Midwest Living Review
The American Swedish Institute ably educates locals and visitors about the Twin Cities’ Swedish heritage. Housed in a mansion built in 1908 for publishing magnate Swan Turnblad, the museum showcases furnishings and other early 20th-century artifacts. While parents ogle glassware and embroidery, a wooden Dala horse and a nook for writing letters to the tomten (a type of elf) keep kids entertained. The real stunner, though, is the building, with its sweeping staircase, elaborate carvings, stained glass and kakelugnar (Swedish tiled stoves).

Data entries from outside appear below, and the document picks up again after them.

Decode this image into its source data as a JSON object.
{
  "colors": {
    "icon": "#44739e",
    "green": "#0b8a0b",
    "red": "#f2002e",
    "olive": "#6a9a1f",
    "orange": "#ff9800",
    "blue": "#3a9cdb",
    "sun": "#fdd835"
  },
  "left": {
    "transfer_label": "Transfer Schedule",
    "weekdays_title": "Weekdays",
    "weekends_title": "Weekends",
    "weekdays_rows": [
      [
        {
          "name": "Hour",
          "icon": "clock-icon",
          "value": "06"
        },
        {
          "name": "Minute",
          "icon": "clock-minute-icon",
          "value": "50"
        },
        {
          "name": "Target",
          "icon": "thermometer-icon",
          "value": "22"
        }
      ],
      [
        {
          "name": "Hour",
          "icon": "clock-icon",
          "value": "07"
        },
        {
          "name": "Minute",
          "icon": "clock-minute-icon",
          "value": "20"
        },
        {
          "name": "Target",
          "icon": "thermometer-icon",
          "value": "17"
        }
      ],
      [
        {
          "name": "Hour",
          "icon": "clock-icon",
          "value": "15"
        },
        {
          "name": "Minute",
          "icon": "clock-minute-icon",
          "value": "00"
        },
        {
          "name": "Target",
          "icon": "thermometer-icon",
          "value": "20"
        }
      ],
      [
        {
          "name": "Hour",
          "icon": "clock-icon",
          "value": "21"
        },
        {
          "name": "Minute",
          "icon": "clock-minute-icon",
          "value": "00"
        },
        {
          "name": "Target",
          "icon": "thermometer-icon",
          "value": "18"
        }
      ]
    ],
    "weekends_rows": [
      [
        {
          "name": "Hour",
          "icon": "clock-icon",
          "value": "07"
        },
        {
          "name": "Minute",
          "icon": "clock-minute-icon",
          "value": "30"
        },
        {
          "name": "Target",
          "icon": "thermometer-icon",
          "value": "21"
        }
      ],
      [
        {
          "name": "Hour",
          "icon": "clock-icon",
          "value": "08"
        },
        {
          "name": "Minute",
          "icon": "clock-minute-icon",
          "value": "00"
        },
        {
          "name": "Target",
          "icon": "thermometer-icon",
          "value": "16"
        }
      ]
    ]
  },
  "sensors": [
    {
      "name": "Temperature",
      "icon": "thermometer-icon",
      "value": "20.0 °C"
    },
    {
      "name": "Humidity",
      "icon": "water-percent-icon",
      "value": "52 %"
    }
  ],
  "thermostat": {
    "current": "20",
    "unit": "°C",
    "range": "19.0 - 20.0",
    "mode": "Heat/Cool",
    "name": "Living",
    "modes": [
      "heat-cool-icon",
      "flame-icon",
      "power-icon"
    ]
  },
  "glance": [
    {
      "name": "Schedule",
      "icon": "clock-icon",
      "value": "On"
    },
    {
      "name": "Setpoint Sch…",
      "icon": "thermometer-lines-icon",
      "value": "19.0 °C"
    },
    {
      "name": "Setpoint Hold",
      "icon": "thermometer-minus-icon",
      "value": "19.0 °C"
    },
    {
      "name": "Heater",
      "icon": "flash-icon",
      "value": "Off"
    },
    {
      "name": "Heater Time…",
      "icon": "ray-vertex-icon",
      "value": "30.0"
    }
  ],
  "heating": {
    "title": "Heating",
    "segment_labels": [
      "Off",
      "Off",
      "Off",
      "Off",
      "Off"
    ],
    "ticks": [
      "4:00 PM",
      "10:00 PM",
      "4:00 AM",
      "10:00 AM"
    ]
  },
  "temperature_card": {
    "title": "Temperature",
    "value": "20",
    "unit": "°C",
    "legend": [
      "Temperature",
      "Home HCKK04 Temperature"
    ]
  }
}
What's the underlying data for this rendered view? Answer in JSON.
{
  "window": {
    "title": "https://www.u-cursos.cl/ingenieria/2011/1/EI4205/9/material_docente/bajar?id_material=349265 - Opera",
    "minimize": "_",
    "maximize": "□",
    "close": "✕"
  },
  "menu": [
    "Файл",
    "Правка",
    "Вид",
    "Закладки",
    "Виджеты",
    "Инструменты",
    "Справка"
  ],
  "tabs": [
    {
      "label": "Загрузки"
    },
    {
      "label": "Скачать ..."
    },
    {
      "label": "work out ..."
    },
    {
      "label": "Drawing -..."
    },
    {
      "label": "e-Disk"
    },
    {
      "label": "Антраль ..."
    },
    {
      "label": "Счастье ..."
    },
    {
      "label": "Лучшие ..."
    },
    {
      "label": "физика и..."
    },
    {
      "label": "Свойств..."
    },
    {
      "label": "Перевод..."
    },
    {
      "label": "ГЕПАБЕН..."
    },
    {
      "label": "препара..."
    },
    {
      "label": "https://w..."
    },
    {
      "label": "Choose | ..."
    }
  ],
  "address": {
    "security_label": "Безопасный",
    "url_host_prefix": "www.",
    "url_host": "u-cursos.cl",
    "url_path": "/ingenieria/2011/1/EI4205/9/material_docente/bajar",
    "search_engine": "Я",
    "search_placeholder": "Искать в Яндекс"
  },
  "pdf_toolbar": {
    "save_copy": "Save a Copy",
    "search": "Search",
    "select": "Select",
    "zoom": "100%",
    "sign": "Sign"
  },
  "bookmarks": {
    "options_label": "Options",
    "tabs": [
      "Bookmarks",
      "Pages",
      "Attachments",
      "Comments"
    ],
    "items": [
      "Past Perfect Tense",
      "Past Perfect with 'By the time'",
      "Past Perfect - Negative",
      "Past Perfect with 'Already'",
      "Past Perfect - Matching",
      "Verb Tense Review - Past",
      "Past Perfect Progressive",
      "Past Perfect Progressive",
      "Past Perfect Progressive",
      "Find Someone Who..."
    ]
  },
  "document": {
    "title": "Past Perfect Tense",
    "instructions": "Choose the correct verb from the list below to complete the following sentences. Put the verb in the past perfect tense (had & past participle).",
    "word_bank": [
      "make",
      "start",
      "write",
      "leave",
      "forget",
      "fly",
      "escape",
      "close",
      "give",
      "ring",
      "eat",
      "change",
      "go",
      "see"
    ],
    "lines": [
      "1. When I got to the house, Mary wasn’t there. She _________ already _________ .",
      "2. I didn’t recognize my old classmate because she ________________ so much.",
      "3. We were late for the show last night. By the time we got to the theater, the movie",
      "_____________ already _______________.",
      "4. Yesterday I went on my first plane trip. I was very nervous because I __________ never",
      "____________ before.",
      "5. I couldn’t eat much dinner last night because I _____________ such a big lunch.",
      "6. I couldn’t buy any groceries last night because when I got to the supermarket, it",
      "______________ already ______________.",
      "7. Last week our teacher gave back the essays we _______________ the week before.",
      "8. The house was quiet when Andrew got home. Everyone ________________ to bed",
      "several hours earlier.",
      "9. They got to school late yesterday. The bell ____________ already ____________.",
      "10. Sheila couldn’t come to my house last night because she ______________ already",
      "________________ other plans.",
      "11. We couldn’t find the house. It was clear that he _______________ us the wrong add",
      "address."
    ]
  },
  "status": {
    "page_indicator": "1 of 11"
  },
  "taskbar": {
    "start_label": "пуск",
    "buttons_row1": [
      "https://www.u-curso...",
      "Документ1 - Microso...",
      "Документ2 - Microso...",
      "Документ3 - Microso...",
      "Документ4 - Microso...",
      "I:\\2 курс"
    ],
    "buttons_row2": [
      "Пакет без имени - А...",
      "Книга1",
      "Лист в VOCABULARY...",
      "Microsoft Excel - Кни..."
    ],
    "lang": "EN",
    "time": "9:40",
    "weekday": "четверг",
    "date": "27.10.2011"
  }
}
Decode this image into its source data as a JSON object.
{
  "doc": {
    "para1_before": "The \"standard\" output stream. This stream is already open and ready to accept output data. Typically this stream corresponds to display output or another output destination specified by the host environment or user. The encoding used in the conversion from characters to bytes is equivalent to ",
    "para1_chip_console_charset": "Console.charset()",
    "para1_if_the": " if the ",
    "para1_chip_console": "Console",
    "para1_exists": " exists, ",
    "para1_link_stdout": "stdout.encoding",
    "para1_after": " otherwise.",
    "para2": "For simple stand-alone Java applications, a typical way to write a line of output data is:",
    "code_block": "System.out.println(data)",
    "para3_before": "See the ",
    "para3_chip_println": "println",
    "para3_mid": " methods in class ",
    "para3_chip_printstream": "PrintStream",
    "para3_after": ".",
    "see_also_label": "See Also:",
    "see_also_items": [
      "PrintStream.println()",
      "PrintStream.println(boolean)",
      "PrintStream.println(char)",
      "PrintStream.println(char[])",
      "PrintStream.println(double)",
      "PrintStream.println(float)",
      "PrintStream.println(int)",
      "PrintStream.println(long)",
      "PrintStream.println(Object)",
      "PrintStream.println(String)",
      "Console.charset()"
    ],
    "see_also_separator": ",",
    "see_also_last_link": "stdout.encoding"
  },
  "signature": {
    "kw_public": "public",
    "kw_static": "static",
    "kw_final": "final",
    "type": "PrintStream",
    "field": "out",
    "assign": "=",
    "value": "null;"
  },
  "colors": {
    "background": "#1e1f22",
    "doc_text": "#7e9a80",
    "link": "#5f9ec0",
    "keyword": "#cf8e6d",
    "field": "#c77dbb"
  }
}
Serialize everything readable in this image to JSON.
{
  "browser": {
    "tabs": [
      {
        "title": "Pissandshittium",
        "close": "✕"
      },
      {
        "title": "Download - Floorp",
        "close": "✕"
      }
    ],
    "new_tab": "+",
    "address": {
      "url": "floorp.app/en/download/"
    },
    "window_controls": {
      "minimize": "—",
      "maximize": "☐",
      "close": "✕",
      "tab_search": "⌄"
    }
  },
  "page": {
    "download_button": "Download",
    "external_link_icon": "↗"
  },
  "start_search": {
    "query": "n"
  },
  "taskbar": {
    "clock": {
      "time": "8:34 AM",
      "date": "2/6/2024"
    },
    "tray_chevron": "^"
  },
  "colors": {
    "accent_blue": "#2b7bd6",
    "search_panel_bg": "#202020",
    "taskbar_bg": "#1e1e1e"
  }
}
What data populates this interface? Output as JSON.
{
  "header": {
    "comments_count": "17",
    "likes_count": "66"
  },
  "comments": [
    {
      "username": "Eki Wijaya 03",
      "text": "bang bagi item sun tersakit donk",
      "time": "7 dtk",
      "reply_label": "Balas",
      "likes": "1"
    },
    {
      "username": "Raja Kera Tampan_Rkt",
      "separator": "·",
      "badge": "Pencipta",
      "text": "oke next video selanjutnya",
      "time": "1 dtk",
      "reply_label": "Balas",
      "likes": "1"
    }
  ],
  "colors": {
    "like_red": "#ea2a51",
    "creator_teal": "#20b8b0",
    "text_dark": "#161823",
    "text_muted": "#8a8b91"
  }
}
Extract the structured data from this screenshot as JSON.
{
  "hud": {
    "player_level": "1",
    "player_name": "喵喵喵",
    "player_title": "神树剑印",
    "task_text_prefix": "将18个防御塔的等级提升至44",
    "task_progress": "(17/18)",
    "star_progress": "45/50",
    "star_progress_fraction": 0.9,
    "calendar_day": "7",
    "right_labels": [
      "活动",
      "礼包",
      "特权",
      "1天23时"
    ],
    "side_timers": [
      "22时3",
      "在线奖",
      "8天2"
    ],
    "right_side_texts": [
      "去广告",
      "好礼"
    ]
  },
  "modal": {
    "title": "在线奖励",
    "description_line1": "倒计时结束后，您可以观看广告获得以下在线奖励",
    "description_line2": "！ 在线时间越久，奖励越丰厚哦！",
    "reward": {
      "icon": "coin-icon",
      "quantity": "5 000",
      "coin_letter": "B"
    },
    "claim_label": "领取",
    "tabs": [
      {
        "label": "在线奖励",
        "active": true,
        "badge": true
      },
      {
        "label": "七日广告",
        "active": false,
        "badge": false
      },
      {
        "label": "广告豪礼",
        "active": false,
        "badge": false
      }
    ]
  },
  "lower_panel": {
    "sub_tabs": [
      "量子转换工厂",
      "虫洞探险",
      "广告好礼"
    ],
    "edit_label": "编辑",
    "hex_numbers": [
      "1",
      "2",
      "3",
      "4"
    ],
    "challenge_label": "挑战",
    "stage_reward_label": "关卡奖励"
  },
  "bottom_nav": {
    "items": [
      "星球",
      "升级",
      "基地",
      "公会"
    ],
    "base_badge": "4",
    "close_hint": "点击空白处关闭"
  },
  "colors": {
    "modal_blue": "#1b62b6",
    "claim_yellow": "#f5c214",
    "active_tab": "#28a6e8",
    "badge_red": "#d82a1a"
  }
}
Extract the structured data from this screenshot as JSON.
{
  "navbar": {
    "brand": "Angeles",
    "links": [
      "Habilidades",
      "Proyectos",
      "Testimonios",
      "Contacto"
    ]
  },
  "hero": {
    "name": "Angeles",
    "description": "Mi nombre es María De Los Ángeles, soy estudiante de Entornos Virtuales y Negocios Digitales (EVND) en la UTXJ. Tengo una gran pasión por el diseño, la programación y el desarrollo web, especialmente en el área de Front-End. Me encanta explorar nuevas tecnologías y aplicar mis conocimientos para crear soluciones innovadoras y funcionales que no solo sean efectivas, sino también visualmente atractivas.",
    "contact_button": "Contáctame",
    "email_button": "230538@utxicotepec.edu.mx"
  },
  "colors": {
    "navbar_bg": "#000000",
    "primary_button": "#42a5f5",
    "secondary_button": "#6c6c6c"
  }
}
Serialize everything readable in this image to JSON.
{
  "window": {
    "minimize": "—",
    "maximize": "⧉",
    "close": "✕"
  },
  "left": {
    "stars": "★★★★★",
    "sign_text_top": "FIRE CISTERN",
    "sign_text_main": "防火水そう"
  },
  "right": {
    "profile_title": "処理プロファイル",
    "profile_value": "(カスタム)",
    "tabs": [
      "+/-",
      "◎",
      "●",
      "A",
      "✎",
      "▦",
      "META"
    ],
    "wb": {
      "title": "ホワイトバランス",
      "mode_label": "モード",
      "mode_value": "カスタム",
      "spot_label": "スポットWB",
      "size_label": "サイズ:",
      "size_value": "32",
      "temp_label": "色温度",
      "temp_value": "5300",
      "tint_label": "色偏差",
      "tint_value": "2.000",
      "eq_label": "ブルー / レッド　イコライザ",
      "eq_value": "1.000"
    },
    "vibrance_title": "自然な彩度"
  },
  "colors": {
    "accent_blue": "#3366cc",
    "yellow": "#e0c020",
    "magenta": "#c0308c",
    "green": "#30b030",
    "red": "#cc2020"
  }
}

Opened in 2012, the Nelson Center is a modern breath of fresh air, clearly inspired by the Sweden that birthed Ikea and nurtured modern furniture designer Josef Frank. On the outside, the addition is all long, clean lines and rustic shingles—a stark contrast to the gray limestone of the Turnblad mansion; inside are white walls, light wood and natural light. The addition houses one small exhibit hall, an expansive entryway, and a gift shop and cafe that have caught the attention of local shopping mavens and foodies. The shop carries a nicely vetted inventory of Swedish and Nordic products, from lush shawls to iittala glassware. Cafe Fika, which means “coffee break” in Swedish, serves sweet and savory treats like cardamom buns and open-faced shrimp sandwiches.
The American Swedish Institute is closed Mondays. Adult admission is $7.